Create the label command
php artisan make:command BotLabelCommand
<?php
namespace App\Console\Commands;
use Illuminate\Console\Command;
use Revolution\Bluesky\Facades\Bluesky;
use Revolution\Bluesky\Record\Profile;
use Revolution\Bluesky\Types\SelfLabels;
class BotLabelCommand extends Command
{
protected $signature = 'bot:label';
protected $description = 'Add bot self-label to the Bluesky profile';
public function handle(): void
{
Bluesky::login(
identifier: config('bluesky.identifier'),
password: config('bluesky.password'),
)->upsertProfile(function (Profile $profile) {
// Set the !bot self-label
$profile->labels(SelfLabels::make(['!bot']));
});
$this->info('Bot label applied successfully.');
}
}
Run the command
Run this command once when you first set up your bot. The label persists on your profile.

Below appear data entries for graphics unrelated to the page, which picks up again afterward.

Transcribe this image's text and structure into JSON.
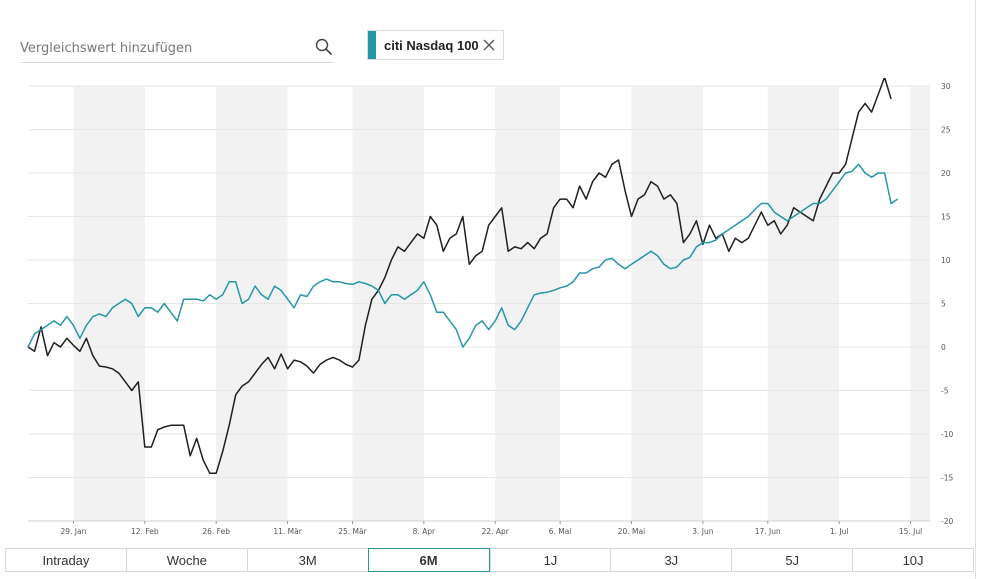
{
  "search": {
    "placeholder": "Vergleichswert hinzufügen",
    "value": "",
    "icon": "search-icon"
  },
  "chip": {
    "label": "citi Nasdaq 100",
    "stripe_color": "#2596a6",
    "close_icon": "close-icon"
  },
  "periods": {
    "active": "6M",
    "items": [
      "Intraday",
      "Woche",
      "3M",
      "6M",
      "1J",
      "3J",
      "5J",
      "10J"
    ]
  },
  "chart_data": {
    "type": "line",
    "title": "",
    "xlabel": "",
    "ylabel": "",
    "ylim": [
      -20,
      30
    ],
    "yticks": [
      30,
      25,
      20,
      15,
      10,
      5,
      0,
      -5,
      -10,
      -15,
      -20
    ],
    "xlim": [
      0,
      139
    ],
    "xticks": [
      {
        "label": "29. Jan",
        "x": 7
      },
      {
        "label": "12. Feb",
        "x": 18
      },
      {
        "label": "26. Feb",
        "x": 29
      },
      {
        "label": "11. Mär",
        "x": 40
      },
      {
        "label": "25. Mär",
        "x": 50
      },
      {
        "label": "8. Apr",
        "x": 61
      },
      {
        "label": "22. Apr",
        "x": 72
      },
      {
        "label": "6. Mai",
        "x": 82
      },
      {
        "label": "20. Mai",
        "x": 93
      },
      {
        "label": "3. Jun",
        "x": 104
      },
      {
        "label": "17. Jun",
        "x": 114
      },
      {
        "label": "1. Jul",
        "x": 125
      },
      {
        "label": "15. Jul",
        "x": 136
      }
    ],
    "shaded_bands": [
      [
        7,
        18
      ],
      [
        29,
        40
      ],
      [
        50,
        61
      ],
      [
        72,
        82
      ],
      [
        93,
        104
      ],
      [
        114,
        125
      ],
      [
        136,
        139
      ]
    ],
    "grid": true,
    "colors": {
      "black_series": "#1f1f1f",
      "teal_series": "#2596a6",
      "band": "#f2f2f2",
      "grid": "#e6e6e6"
    },
    "series": [
      {
        "name": "black",
        "color": "#1f1f1f",
        "points": [
          [
            0,
            0
          ],
          [
            1,
            -0.5
          ],
          [
            2,
            2.3
          ],
          [
            3,
            -1
          ],
          [
            4,
            0.5
          ],
          [
            5,
            0
          ],
          [
            6,
            1
          ],
          [
            7,
            0.2
          ],
          [
            8,
            -0.5
          ],
          [
            9,
            1
          ],
          [
            10,
            -1
          ],
          [
            11,
            -2.2
          ],
          [
            12,
            -2.3
          ],
          [
            13,
            -2.5
          ],
          [
            14,
            -3
          ],
          [
            15,
            -4
          ],
          [
            16,
            -5
          ],
          [
            17,
            -4
          ],
          [
            18,
            -11.5
          ],
          [
            19,
            -11.5
          ],
          [
            20,
            -9.5
          ],
          [
            21,
            -9.2
          ],
          [
            22,
            -9
          ],
          [
            23,
            -9
          ],
          [
            24,
            -9
          ],
          [
            25,
            -12.5
          ],
          [
            26,
            -10.5
          ],
          [
            27,
            -13
          ],
          [
            28,
            -14.5
          ],
          [
            29,
            -14.5
          ],
          [
            30,
            -12
          ],
          [
            31,
            -9
          ],
          [
            32,
            -5.5
          ],
          [
            33,
            -4.5
          ],
          [
            34,
            -4
          ],
          [
            35,
            -3
          ],
          [
            36,
            -2
          ],
          [
            37,
            -1.2
          ],
          [
            38,
            -2.5
          ],
          [
            39,
            -0.8
          ],
          [
            40,
            -2.5
          ],
          [
            41,
            -1.5
          ],
          [
            42,
            -1.7
          ],
          [
            43,
            -2.2
          ],
          [
            44,
            -3
          ],
          [
            45,
            -2
          ],
          [
            46,
            -1.5
          ],
          [
            47,
            -1.2
          ],
          [
            48,
            -1.5
          ],
          [
            49,
            -2
          ],
          [
            50,
            -2.3
          ],
          [
            51,
            -1.5
          ],
          [
            52,
            2.5
          ],
          [
            53,
            5.5
          ],
          [
            54,
            6.5
          ],
          [
            55,
            8
          ],
          [
            56,
            10
          ],
          [
            57,
            11.5
          ],
          [
            58,
            11
          ],
          [
            59,
            12
          ],
          [
            60,
            13
          ],
          [
            61,
            12.5
          ],
          [
            62,
            15
          ],
          [
            63,
            14
          ],
          [
            64,
            11
          ],
          [
            65,
            12.5
          ],
          [
            66,
            13
          ],
          [
            67,
            15
          ],
          [
            68,
            9.5
          ],
          [
            69,
            10.5
          ],
          [
            70,
            11
          ],
          [
            71,
            14
          ],
          [
            72,
            15
          ],
          [
            73,
            16
          ],
          [
            74,
            11
          ],
          [
            75,
            11.5
          ],
          [
            76,
            11.3
          ],
          [
            77,
            12
          ],
          [
            78,
            11.3
          ],
          [
            79,
            12.5
          ],
          [
            80,
            13
          ],
          [
            81,
            16
          ],
          [
            82,
            17
          ],
          [
            83,
            17
          ],
          [
            84,
            16
          ],
          [
            85,
            18.5
          ],
          [
            86,
            17
          ],
          [
            87,
            19
          ],
          [
            88,
            20
          ],
          [
            89,
            19.5
          ],
          [
            90,
            21
          ],
          [
            91,
            21.5
          ],
          [
            92,
            18
          ],
          [
            93,
            15
          ],
          [
            94,
            17
          ],
          [
            95,
            17.5
          ],
          [
            96,
            19
          ],
          [
            97,
            18.5
          ],
          [
            98,
            17
          ],
          [
            99,
            17.5
          ],
          [
            100,
            16.5
          ],
          [
            101,
            12
          ],
          [
            102,
            13
          ],
          [
            103,
            14.5
          ],
          [
            104,
            11.8
          ],
          [
            105,
            14
          ],
          [
            106,
            12.5
          ],
          [
            107,
            13
          ],
          [
            108,
            11
          ],
          [
            109,
            12.5
          ],
          [
            110,
            12
          ],
          [
            111,
            12.5
          ],
          [
            112,
            14
          ],
          [
            113,
            15.5
          ],
          [
            114,
            14
          ],
          [
            115,
            14.5
          ],
          [
            116,
            13
          ],
          [
            117,
            14
          ],
          [
            118,
            16
          ],
          [
            119,
            15.5
          ],
          [
            120,
            15
          ],
          [
            121,
            14.5
          ],
          [
            122,
            17
          ],
          [
            123,
            18.5
          ],
          [
            124,
            20
          ],
          [
            125,
            20
          ],
          [
            126,
            21
          ],
          [
            127,
            24
          ],
          [
            128,
            27
          ],
          [
            129,
            28
          ],
          [
            130,
            27
          ],
          [
            131,
            29
          ],
          [
            132,
            31
          ],
          [
            133,
            28.5
          ]
        ]
      },
      {
        "name": "teal",
        "color": "#2596a6",
        "points": [
          [
            0,
            0
          ],
          [
            1,
            1.5
          ],
          [
            2,
            2
          ],
          [
            3,
            2.5
          ],
          [
            4,
            3
          ],
          [
            5,
            2.5
          ],
          [
            6,
            3.5
          ],
          [
            7,
            2.5
          ],
          [
            8,
            1
          ],
          [
            9,
            2.5
          ],
          [
            10,
            3.5
          ],
          [
            11,
            3.8
          ],
          [
            12,
            3.5
          ],
          [
            13,
            4.5
          ],
          [
            14,
            5
          ],
          [
            15,
            5.5
          ],
          [
            16,
            5
          ],
          [
            17,
            3.5
          ],
          [
            18,
            4.5
          ],
          [
            19,
            4.5
          ],
          [
            20,
            4
          ],
          [
            21,
            5
          ],
          [
            22,
            4
          ],
          [
            23,
            3
          ],
          [
            24,
            5.5
          ],
          [
            25,
            5.5
          ],
          [
            26,
            5.5
          ],
          [
            27,
            5.3
          ],
          [
            28,
            6
          ],
          [
            29,
            5.5
          ],
          [
            30,
            6
          ],
          [
            31,
            7.5
          ],
          [
            32,
            7.5
          ],
          [
            33,
            5
          ],
          [
            34,
            5.5
          ],
          [
            35,
            7
          ],
          [
            36,
            6
          ],
          [
            37,
            5.5
          ],
          [
            38,
            7
          ],
          [
            39,
            6.5
          ],
          [
            40,
            5.5
          ],
          [
            41,
            4.5
          ],
          [
            42,
            6
          ],
          [
            43,
            5.8
          ],
          [
            44,
            7
          ],
          [
            45,
            7.5
          ],
          [
            46,
            7.8
          ],
          [
            47,
            7.5
          ],
          [
            48,
            7.5
          ],
          [
            49,
            7.3
          ],
          [
            50,
            7.2
          ],
          [
            51,
            7.5
          ],
          [
            52,
            7.3
          ],
          [
            53,
            7
          ],
          [
            54,
            6.5
          ],
          [
            55,
            5
          ],
          [
            56,
            6
          ],
          [
            57,
            6
          ],
          [
            58,
            5.5
          ],
          [
            59,
            6
          ],
          [
            60,
            6.5
          ],
          [
            61,
            7.5
          ],
          [
            62,
            6
          ],
          [
            63,
            4
          ],
          [
            64,
            4
          ],
          [
            65,
            3
          ],
          [
            66,
            2
          ],
          [
            67,
            0
          ],
          [
            68,
            1
          ],
          [
            69,
            2.5
          ],
          [
            70,
            3
          ],
          [
            71,
            2
          ],
          [
            72,
            3
          ],
          [
            73,
            4.5
          ],
          [
            74,
            2.5
          ],
          [
            75,
            2
          ],
          [
            76,
            3
          ],
          [
            77,
            4.5
          ],
          [
            78,
            6
          ],
          [
            79,
            6.2
          ],
          [
            80,
            6.3
          ],
          [
            81,
            6.5
          ],
          [
            82,
            6.8
          ],
          [
            83,
            7
          ],
          [
            84,
            7.5
          ],
          [
            85,
            8.5
          ],
          [
            86,
            8.5
          ],
          [
            87,
            9
          ],
          [
            88,
            9.2
          ],
          [
            89,
            10
          ],
          [
            90,
            10.2
          ],
          [
            91,
            9.5
          ],
          [
            92,
            9
          ],
          [
            93,
            9.5
          ],
          [
            94,
            10
          ],
          [
            95,
            10.5
          ],
          [
            96,
            11
          ],
          [
            97,
            10.5
          ],
          [
            98,
            9.5
          ],
          [
            99,
            9
          ],
          [
            100,
            9.2
          ],
          [
            101,
            10
          ],
          [
            102,
            10.3
          ],
          [
            103,
            11.5
          ],
          [
            104,
            12
          ],
          [
            105,
            12
          ],
          [
            106,
            12.3
          ],
          [
            107,
            13
          ],
          [
            108,
            13.5
          ],
          [
            109,
            14
          ],
          [
            110,
            14.5
          ],
          [
            111,
            15
          ],
          [
            112,
            15.8
          ],
          [
            113,
            16.5
          ],
          [
            114,
            16.5
          ],
          [
            115,
            15.5
          ],
          [
            116,
            15
          ],
          [
            117,
            14.5
          ],
          [
            118,
            15
          ],
          [
            119,
            15.5
          ],
          [
            120,
            16
          ],
          [
            121,
            16.5
          ],
          [
            122,
            16.5
          ],
          [
            123,
            17
          ],
          [
            124,
            18
          ],
          [
            125,
            19
          ],
          [
            126,
            20
          ],
          [
            127,
            20.2
          ],
          [
            128,
            21
          ],
          [
            129,
            20
          ],
          [
            130,
            19.5
          ],
          [
            131,
            20
          ],
          [
            132,
            20
          ],
          [
            133,
            16.5
          ],
          [
            134,
            17
          ]
        ]
      }
    ]
  }
}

!bot is a standard Bluesky self-label. It is recommended for all bot accounts so users and moderation tools can recognize automated accounts.
Other official tutorials
The AT Protocol official tutorials cover several other topics. Here is a summary of how laravel-bluesky covers each one.
Custom feeds
Feed Generator covers building a custom feed generator with Laravel in detail.
OAuth authentication
Socialite explains how to implement OAuth authentication using Laravel Socialite. This is simpler than the official approach.
Social app (statusphere)
A Laravel version of statusphere is available at invokable/statusphere. It is based on an earlier version of statusphere that does not use the lex or tap commands, so it differs slightly from the latest official tutorial.